Organizations need to pursue an…here’s that fancy new phrase again…information-led transformation…to support the business.
Hey, we’re from IBM headquarters, and we’re here to help.
How?
Well, we won’t be hiring any black swans anytime soon, that much I can tell you.
No, that’s exactly what we’re going to be talking about at the event over the next several days: How IBM can help its clients identify their greatest opportunities, as well as their greatest exposures to risk, and then develop and execute a strategy to optimize all types of decisions, leveraging the ability to capture, organize, process, and contextualize enterprise information.

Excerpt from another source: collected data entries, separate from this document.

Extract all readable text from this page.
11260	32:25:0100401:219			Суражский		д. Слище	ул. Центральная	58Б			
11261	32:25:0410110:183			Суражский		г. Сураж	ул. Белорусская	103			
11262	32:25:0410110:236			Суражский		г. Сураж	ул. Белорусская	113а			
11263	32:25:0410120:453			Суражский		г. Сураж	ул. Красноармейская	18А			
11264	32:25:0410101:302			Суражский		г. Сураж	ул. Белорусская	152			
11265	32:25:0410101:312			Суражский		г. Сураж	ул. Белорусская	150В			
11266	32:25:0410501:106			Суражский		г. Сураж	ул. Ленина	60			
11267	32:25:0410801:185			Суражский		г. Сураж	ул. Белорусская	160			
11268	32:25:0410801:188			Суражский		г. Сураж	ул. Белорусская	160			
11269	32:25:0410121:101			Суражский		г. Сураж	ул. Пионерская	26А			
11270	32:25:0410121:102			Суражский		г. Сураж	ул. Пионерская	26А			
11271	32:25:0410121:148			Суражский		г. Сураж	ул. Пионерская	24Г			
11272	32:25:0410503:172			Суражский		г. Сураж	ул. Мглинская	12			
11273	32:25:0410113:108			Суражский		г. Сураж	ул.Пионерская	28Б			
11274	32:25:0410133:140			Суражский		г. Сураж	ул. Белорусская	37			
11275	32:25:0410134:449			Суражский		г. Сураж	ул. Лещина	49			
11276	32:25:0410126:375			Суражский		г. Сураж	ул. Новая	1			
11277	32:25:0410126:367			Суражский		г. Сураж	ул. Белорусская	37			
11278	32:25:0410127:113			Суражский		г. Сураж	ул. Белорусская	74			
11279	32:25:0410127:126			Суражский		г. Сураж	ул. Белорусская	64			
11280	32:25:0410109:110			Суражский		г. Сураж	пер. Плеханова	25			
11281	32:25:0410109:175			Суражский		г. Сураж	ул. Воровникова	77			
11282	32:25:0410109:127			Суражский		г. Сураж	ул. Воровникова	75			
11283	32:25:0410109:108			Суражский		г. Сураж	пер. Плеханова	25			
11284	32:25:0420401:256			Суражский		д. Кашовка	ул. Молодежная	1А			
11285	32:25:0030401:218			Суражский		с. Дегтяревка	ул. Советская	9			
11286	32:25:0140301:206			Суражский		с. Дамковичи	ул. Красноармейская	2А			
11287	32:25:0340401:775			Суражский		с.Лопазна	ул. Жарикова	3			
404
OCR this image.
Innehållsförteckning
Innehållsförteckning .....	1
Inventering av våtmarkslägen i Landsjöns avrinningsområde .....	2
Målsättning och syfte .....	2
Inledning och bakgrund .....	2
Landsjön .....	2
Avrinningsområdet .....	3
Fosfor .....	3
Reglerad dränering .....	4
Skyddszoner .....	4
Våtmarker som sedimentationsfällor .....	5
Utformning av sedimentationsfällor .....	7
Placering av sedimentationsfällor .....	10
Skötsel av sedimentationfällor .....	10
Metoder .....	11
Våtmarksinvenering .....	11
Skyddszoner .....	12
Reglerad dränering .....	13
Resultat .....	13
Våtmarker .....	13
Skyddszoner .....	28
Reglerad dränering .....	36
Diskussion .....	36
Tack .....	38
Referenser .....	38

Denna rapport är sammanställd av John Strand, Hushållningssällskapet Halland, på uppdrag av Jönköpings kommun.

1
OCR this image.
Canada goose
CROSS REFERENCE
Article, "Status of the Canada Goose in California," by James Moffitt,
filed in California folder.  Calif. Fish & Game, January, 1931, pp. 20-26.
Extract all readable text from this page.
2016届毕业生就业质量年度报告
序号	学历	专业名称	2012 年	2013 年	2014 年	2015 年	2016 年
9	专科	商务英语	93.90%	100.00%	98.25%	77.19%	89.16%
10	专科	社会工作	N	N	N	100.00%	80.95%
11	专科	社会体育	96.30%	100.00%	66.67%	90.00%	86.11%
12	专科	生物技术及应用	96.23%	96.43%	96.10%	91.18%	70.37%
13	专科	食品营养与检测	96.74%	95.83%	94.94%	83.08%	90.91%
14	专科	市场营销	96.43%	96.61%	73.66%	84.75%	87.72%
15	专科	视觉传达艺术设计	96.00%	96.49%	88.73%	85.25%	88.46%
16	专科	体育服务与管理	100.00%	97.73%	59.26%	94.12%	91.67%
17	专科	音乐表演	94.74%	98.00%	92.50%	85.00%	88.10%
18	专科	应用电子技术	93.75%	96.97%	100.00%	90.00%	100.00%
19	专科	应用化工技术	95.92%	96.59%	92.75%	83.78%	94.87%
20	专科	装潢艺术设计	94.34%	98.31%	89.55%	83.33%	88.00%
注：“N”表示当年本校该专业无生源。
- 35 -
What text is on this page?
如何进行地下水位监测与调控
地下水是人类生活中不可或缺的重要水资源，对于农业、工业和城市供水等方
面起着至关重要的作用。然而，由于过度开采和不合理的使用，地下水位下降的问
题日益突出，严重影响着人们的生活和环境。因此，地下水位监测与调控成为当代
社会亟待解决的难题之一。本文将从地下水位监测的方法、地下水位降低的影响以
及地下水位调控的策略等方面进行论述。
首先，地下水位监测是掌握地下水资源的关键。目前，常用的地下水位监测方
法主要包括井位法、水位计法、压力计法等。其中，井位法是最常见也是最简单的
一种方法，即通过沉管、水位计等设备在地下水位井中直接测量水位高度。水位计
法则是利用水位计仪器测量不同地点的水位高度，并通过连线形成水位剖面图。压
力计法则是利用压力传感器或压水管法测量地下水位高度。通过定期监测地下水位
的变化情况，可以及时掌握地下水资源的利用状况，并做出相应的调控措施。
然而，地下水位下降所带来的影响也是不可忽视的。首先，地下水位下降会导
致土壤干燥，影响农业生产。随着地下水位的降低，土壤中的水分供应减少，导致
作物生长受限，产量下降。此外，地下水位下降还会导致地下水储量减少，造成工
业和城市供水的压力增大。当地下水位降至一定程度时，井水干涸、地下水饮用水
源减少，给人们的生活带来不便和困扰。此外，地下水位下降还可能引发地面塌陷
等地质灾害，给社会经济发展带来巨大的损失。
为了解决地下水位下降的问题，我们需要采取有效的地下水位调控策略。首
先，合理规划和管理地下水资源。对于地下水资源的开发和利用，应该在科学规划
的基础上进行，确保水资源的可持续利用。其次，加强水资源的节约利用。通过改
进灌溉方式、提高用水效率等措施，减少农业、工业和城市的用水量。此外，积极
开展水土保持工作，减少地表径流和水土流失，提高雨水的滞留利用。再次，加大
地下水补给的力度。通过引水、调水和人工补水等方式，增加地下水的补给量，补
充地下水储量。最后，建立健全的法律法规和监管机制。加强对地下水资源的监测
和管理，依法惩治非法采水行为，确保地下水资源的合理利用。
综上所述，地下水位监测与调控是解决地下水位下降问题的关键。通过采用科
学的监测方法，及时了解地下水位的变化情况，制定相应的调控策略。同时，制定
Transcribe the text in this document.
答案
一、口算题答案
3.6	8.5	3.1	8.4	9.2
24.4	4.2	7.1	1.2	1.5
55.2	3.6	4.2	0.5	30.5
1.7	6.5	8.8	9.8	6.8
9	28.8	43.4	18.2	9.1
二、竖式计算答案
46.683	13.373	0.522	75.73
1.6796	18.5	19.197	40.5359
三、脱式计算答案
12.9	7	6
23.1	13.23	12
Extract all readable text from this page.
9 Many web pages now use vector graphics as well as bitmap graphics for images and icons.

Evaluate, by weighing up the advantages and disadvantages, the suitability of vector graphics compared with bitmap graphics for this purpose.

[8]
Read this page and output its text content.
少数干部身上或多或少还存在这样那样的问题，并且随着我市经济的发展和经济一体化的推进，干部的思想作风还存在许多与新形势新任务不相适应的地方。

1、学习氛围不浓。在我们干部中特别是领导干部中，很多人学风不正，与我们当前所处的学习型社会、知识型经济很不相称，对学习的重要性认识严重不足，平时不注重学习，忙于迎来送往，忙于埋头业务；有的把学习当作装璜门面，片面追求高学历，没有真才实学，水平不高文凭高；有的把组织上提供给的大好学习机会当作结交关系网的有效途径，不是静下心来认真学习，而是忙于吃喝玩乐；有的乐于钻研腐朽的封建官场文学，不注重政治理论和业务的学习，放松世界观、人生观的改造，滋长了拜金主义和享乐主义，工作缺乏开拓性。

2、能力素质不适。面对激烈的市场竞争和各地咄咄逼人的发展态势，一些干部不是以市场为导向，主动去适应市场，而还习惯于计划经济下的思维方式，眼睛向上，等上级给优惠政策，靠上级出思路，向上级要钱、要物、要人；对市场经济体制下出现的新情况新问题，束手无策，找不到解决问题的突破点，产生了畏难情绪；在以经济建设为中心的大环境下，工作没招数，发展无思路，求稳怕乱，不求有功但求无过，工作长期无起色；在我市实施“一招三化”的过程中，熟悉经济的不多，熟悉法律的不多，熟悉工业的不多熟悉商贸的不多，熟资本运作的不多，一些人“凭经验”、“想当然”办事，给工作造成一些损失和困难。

Our clients can take this on in any variety of ways, from the tactical to the strategic, to get immediate value, including by:
- Focusing on a foundational information need such as single view of the customer, or a full information agenda, addressing information strategy, roadmap, infrastructure and governance
- Applying analytics to optimize a specific business objective such as customer retention, or a broader need such as enterprise risk management; or
- Solving a single information platform need such as a cost-effective archiving strategy, or a broader need such as a flexible enterprise information architecture
Or, you can stay in your stovepipes and watch your information…and probably your business…stagnate.
But what do I know, it’s Saturday night in Vegas and I’m blogging about how you need to start better using your information for insight when I ought to be out trying to get myself arrested somewhere along the Vegas strip!
Who’s On First?
I’m on the plane to Vegas. It has wi-fi, and that’s the first time ever I’ve been on a plane with wi-fi, unbelievably.
But I don’t log on to it. I don’t take the bait. I’m too busy contemplating what awaits me in Vegas.
Let me start with my personal dilemma.
No, it has nothing to do with my blackjack skills or my overall gambling addiction (okay, I don’t really have a gambling addition, but it makes for a better story).
It’s much simpler than all that.
I’ve been so busy of late that I never had time to sit down and figure out what my schedule is for this Information on Demand Conference.
I’m supposed to be everywhere and nowhere at once, I’m sure, and yet despite the best efforts of our support staff, I’m completely clueless.
One schedule has all the key events laid out in a PDF. The IOD Smart Site is supposed to help me build my own personal schedule. Our blogging and PR staff gave me another PDF outlining all the key blogger events.
I’m panicking! It’s like one of those dreams, where the dog ate your homework right before you’re supposed to take your final exams as you fall off the tall building and then…wake up right before you hit the ground.
It’s…well, it’s kind of like many of you out there. I’ve got plenty of information…too much, really…but I have no way of consolidating it all and making intelligent decisions about how I should spend my next five days in Vegas (well, I can think of a few ways, but most of those would get me fired).
Sound familiar, all this information overload? Kind of like the state of your business or organization, perhaps?
So, here’s my commitment to you. I may never quite get a handle on my own schedule for this coming week, but what I will work to do is share my key thoughts and sentiments expressed here on the ground by all the mucho-smarter-than-me people at the conference.